Daha sonra üçüncü tur görüşmelerin ardından müzakereler durdu, ama dördüncü tur görüşmeler yakın. Trump da Husiler ile Kızıldeniz'de ABD gemilerine yönelik saldırıların durdurulması ve ABD’nin Yemen'deki Husilere yönelik saldırılarının durması konusunda anlaşmaya vardıklarını duyurdu.

Bilhassa saldırılardan zarar gören Mısır ve Suudi Arabistan gibi Kızıldeniz'e kıyısı olan bölge ülkeleri olduğu için, iki taraf arasındaki saldırıların durması, bölgede sükunetin sağlanması ve gerginliğin azalması için olumlu bir gösterge. Suudi Arabistan, Yemen'de gerginliğin azaltılması ve Yemen krizinin barışçıl bir şekilde çözülmesi amacıyla bu anlaşmaya mutlaka destek verecektir. Ancak anlaşma diğer yandan, Trump'ın övünebileceği herhangi bir başarı elde etmek isteyen Washington'a baskı yaparak, İran ve İsrail'in çıkarları doğrultusunda birbirlerini nasıl kullandıklarını da ortaya koydu.

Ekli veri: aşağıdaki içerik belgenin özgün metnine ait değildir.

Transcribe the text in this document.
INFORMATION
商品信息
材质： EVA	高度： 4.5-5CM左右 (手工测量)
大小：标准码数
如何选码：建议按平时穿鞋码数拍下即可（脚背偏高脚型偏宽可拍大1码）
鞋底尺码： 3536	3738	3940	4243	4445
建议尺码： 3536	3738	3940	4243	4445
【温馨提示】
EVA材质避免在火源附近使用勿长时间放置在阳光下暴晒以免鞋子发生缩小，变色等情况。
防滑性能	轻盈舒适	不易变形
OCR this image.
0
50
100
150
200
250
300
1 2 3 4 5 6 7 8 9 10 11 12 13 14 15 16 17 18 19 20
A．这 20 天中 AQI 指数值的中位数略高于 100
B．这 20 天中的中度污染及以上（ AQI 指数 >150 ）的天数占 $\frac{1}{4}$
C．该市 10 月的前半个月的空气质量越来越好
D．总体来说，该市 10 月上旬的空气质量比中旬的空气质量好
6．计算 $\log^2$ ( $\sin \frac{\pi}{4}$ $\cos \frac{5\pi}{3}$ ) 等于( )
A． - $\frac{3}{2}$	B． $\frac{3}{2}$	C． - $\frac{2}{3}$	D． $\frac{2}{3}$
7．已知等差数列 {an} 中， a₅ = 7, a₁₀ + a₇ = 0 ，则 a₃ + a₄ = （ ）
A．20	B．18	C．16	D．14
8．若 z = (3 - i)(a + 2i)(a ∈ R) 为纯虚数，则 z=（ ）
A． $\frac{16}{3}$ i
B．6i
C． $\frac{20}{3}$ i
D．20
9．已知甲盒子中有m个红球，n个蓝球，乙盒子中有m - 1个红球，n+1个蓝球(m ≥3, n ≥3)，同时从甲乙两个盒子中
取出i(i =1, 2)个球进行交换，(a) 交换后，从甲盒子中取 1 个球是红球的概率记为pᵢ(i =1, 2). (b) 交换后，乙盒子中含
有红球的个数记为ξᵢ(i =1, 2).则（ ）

Kaldı ki Washington ile Husiler arasındaki anlaşmaya ilişkin soru işaretleri de gündemde; anlaşma Trump'ın bölge ziyareti bitene kadar geçici mi olacak, yoksa devam mı edecek? Yemenli isyancılar sadece İsrail gemilerine saldırmaya devam ederse ne olacak? Bu durum İsrail'in Gazze'ye yönelik saldırılarının durmasına yol açacak mı? Tüm bunlar önümüzdeki ziyaretten sonra cevapları daha da netleşebilecek sorular.

Şarku’l Avsat’ın Independent Arabia’dan aktardığı habere göre İran, İsrail ve Husiler, mevcut süreçte çıkarlarını korumak için Amerikan rolünü kullanmayı, ondan faydalanmayı başardılar. Ancak gelişmeler henüz şekillenme aşamasında ve bunların kısa sürede çökecek geçici düzenlemelerle mi yoksa daha uzun süre devam edecek düzenlemelerle mi sonuçlanacağı belirsiz.